Who’s your favourite queer graphic designer? It’s a hard question, and not because there are too many to choose from. Despite being a highly creative industry there’s still a notable lack of representation for the LGBTQIA+ community, particularly in terms of queer representation.
Last week, Folk people went along to the AGDA Designed with Pride event and took a guided tour of the Pride (R)evolution exhibition as part of Sydney WorldPride 2023. It turns out that the State Library of NSW has an extensive collection of queer content, from t-shirts, posters and photographs to letters, film and sound – all of which help shine a light on the lives, loves, intersectionality, activism, rebellion and struggle of this under-represented community.
The exhibition itself is a combined celebration of queerness, in all its forms, and a celebration of design from the home-made to the photoshopped. From the comical to the controversial, the collection takes you on a journey from the amazing graphics of the 1980’s pride t-shirts, to the (sometimes explicit) early HIV and safe sex awareness posters, to the amazing photography of the First Nations Queer and Trans communities.

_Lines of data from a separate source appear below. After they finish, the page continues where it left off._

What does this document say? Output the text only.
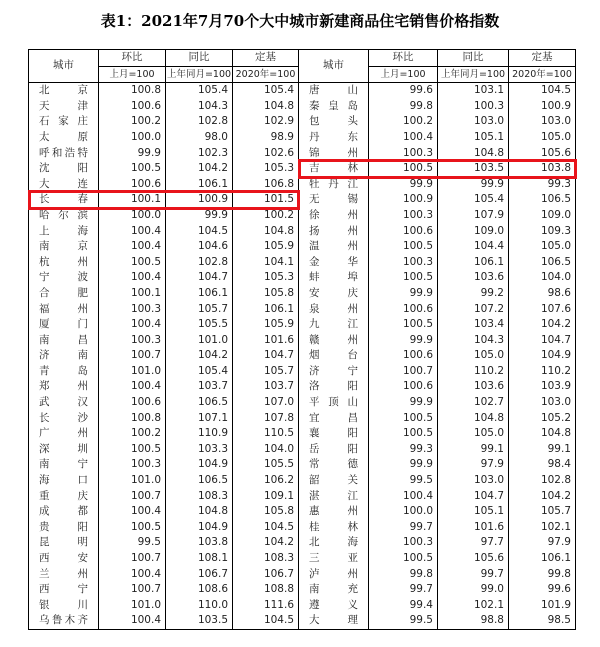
表1：2021年7月70个大中城市新建商品住宅销售价格指数
城市	环比	同比	定基	城市	环比	同比	定基
	上月=100	上年同月=100	2020年=100		上月=100	上年同月=100	2020年=100
北京	100.8	105.4	105.4	唐山	99.6	103.1	104.5
天津	100.6	104.3	104.8	秦皇岛	99.8	100.3	100.9
石家庄	100.2	102.8	102.9	包头	100.2	103.0	103.0
太原	100.0	98.0	98.9	丹东	100.4	105.1	105.0
呼和浩特	99.9	102.3	102.6	锦州	100.3	104.8	105.6
沈阳	100.5	104.2	105.3	吉林	100.5	103.5	103.8
大连	100.6	106.1	106.8	牡丹江	99.9	99.9	99.3
长春	100.1	100.9	101.5	无锡	100.9	105.4	106.5
哈尔滨	100.0	99.9	100.2	徐州	100.3	107.9	109.0
上海	100.4	104.5	104.8	扬州	100.6	109.0	109.3
南京	100.4	104.6	105.9	温州	100.5	104.4	105.0
杭州	100.5	102.8	104.1	金华	100.3	106.1	106.5
宁波	100.4	104.7	105.3	蚌埠	100.5	103.6	104.0
合肥	100.1	106.1	105.8	安庆	99.9	99.2	98.6
福州	100.3	105.7	106.1	泉州	100.6	107.2	107.6
厦门	100.4	105.5	105.9	九江	100.5	103.4	104.2
南昌	100.3	101.0	101.6	赣州	99.9	104.3	104.7
济南	100.7	104.2	104.7	烟台	100.6	105.0	104.9
青岛	101.0	105.4	105.7	济宁	100.7	110.2	110.2
郑州	100.4	103.7	103.7	洛阳	100.6	103.6	103.9
武汉	100.6	106.5	107.0	平顶山	99.9	102.7	103.0
长沙	100.8	107.1	107.8	宜昌	100.5	104.8	105.2
广州	100.2	110.9	110.5	襄阳	100.5	105.0	104.8
深圳	100.5	103.3	104.0	岳阳	99.3	99.1	99.1
南宁	100.3	104.9	105.5	常德	99.9	97.9	98.4
海口	101.0	106.5	106.2	韶关	99.5	103.0	102.8
重庆	100.7	108.3	109.1	湛江	100.4	104.7	104.2
成都	100.4	104.8	105.8	惠州	100.0	105.1	105.7
贵阳	100.5	104.9	104.5	桂林	99.7	101.6	102.1
昆明	99.5	103.8	104.2	北海	100.3	97.7	97.9
西安	100.7	108.1	108.3	三亚	100.5	105.6	106.1
兰州	100.4	106.7	106.7	泸州	99.8	99.7	99.8
西宁	100.7	108.6	108.8	南充	99.7	99.0	99.6
银川	101.0	110.0	111.6	遵义	99.4	102.1	101.9
乌鲁木齐	100.4	103.5	104.5	大理	99.5	98.8	98.5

While there’ve been notable strides towards inclusivity in the design industry, there’s still a lot of work to be done. According to a study conducted by AIGA, only 14% of designers identify as LGBTQIA+. This lack of diversity in the industry ultimately leads to a lack of representation in the design work created.
The lack of queer representation in the design industry is a real issue that needs to be addressed, and there needs to be a greater focus on diversity and inclusivity in the industry overall. For now though, we’d highly recommend getting along to the State Library and Pride (R) evolution to see how far we’ve come and to reflect on the work still to do in this space.